Comment continuer d'exister face à Eric Zemmour? Marine Le Pen se le demande. Bien que toujours pas candidat à la présidentielle française de 2022, le premier attire sur lui toute la lumière médiatique. La candidate du Rassemblement national évolue pour l’heure en retrait. Certes, elle peut faire valoir sa deuxième place dans un récent sondage, devançant d’un petit point Zemmour. Mais c'est lui qui donne le tempo et elle qui suit. Elle a l’obligation de se démarquer. Comment donc? En jouant la carte «femme», par exemple. Mais pas seulement.
«Les femmes, c'est une minorité qui est majoritaire en France», explique un conseiller de Marine Le Pen cité par la radio RTL sur son site: 52,3% des électeurs sont des électrices. Interviewée mardi matin sur France 2, Marine Le Pen a reproché à Eric Zemmour son opposition à la parité hommes-femmes.
Empoignant une question concrète pour les femmes, la candidate RN a alerté sur l’existence de «déserts gynécologiques». «Dans treize départements, il n’y a plus de gynécologues», a-t-elle affirmé. Ajoutant: «Le droit des femmes à la santé est en train de reculer».
Mercredi sur BFMTV, le président du RN, Jordan Bardella (Marine Le Pen souhaitant apparaître au-dessus des contingences partisanes) poursuivait la contre-attaque face à Zemmour, connu pour ses propos misogynes: celui-ci a tort «quand [il] dit que les femmes n’incarnent pas le pouvoir, qu’elles ne sont que des régentes, qu’elles sont le but et le butin de tous les hommes qui réussissent en société». Et le jeune loup nationaliste d’enchaîner: «Je suis à la tête d’un parti politique qui a pour symbole Jeanne d’Arc et qui a pour ambition de faire élire dans six mois la première femme présidente de la République française».
La carte de la solidarité féminine, les femmes et les hommes étant à la fois égaux et «complémentaires» aux yeux de Marine Le Pen, servira-t-elle les intérêts de la candidate RN? En face, sur ce plan-là comme sur d’autres, Eric Zemmour la joue «provoc» à la Trump.
«Je crois que c’est un programme qui est marqué par un ultralibéralisme», a asséné Marine Le Pen mardi sur France 2 à l’encontre d’Eric Zemmour.

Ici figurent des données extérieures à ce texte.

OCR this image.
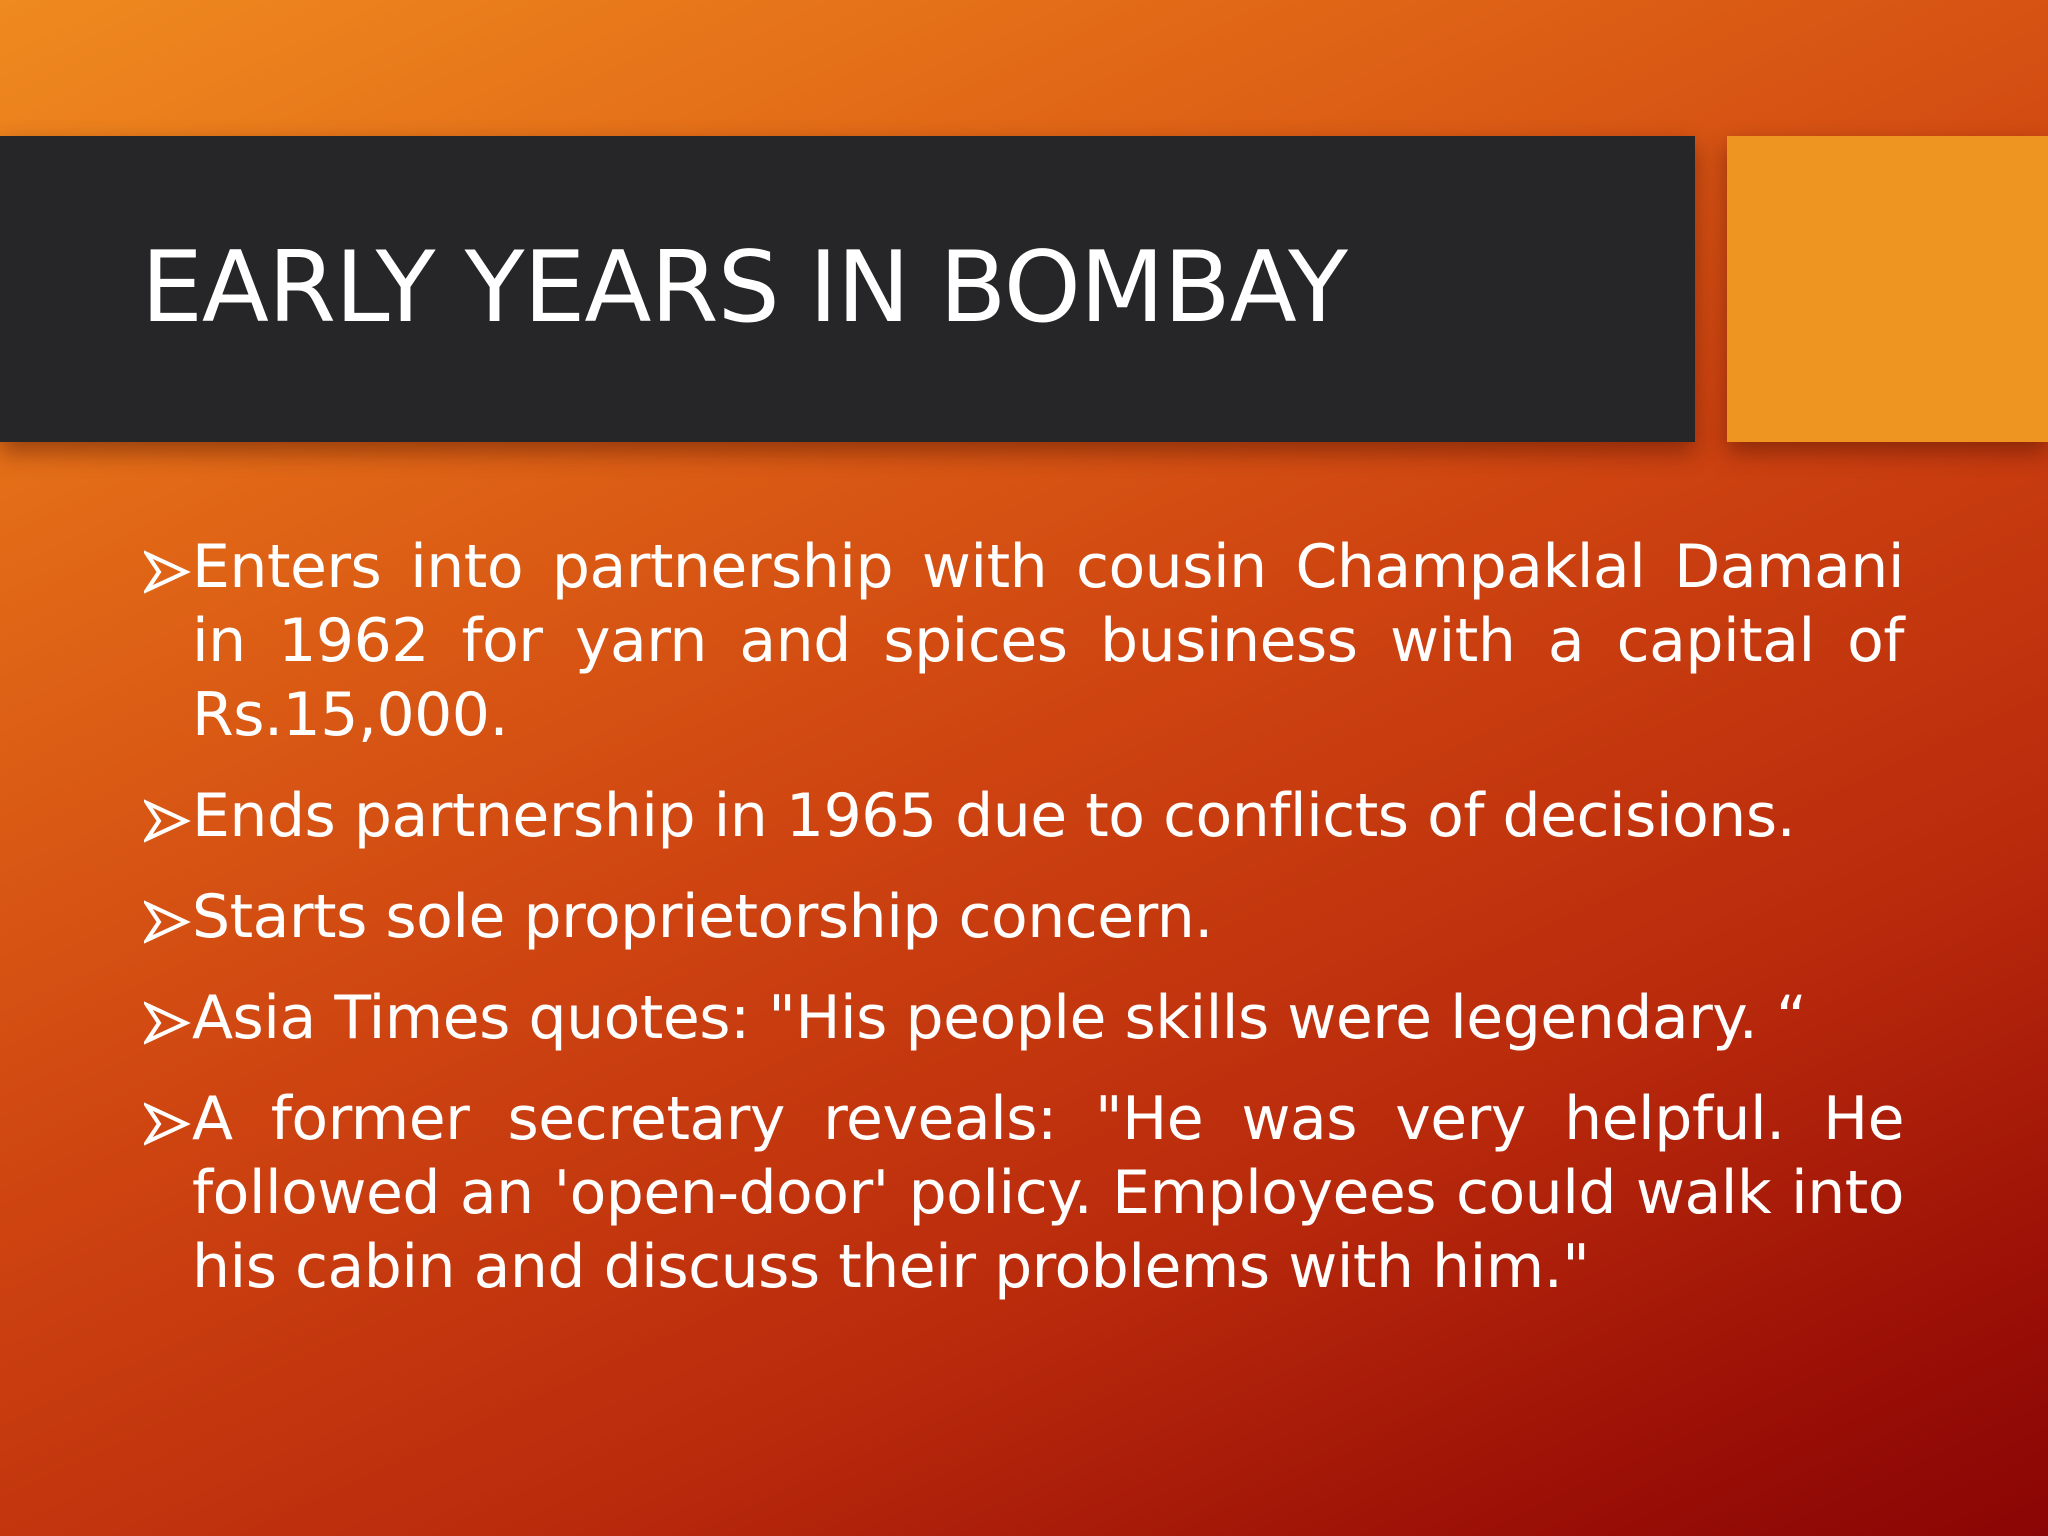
EARLY YEARS IN BOMBAY
Enters into partnership with cousin Champaklal Damani in 1962 for yarn and spices business with a capital of Rs.15,000.
Ends partnership in 1965 due to conflicts of decisions.
Starts sole proprietorship concern.
Asia Times quotes: "His people skills were legendary. “
A former secretary reveals: "He was very helpful. He followed an 'open-door' policy. Employees could walk into his cabin and discuss their problems with him."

La candidate nationaliste se revendique d’un «patriotisme économique et social». Une bonne part de l’électorat ouvrier, autrefois acquis à la gauche, vote pour elle. Il y a trois ans, elle a pris le parti des gilets jaunes. Elle met aujourd’hui en garde contre la hausse du prix des carburants. Elle se veut la candidate du pouvoir d’achat des Français.
Surtout, elle sait que l’accusation d’«ultralibéralisme», une tare et un gros mot en France, fait mouche dans l’électorat populaire, de droite comme de gauche. «C’est une très grande différence qui existe entre lui et moi», a-t-elle souligné.
«Je souhaite préserver notre système de protection sociale», a-t-elle dit encore. Elle s’oppose entre autres à un relèvement «à 63, 64 ou 67 ans» de l’âge de départ à la retraite, comme le préconiserait Eric Zemmour. «Il y a énormément de gens qui n'atteindront pas en bonne santé l'âge de la retraite, donc je trouve que ça atteint notre système de protection sociale», a-t-elle soutenu. De fait, le public souvent conservateur qui se presse aux meetings de Zemmour a une approche plutôt libérale des questions économiques et sociales.
Marine Le Pen ne varie pas d’un iota sur son positionnement nationaliste, ce qui la classe à l’extrême droite du spectre politique. Là-dessus, elle et Zemmour, c’est kif-kif. Encore que ce dernier apparaisse plus ultra qu’elle. Sur «l'immigration, l'insécurité et le communautarisme», elle affiche son intransigeance. Elle se prononce notamment contre le regroupement familial. Un discours qu’elle tient depuis de nombreuses années et sur lequel elle entend propriété garder. Comme pour bien faire bien comprendre qu’en la matière, elle est l’originale et Zemmour, la copie.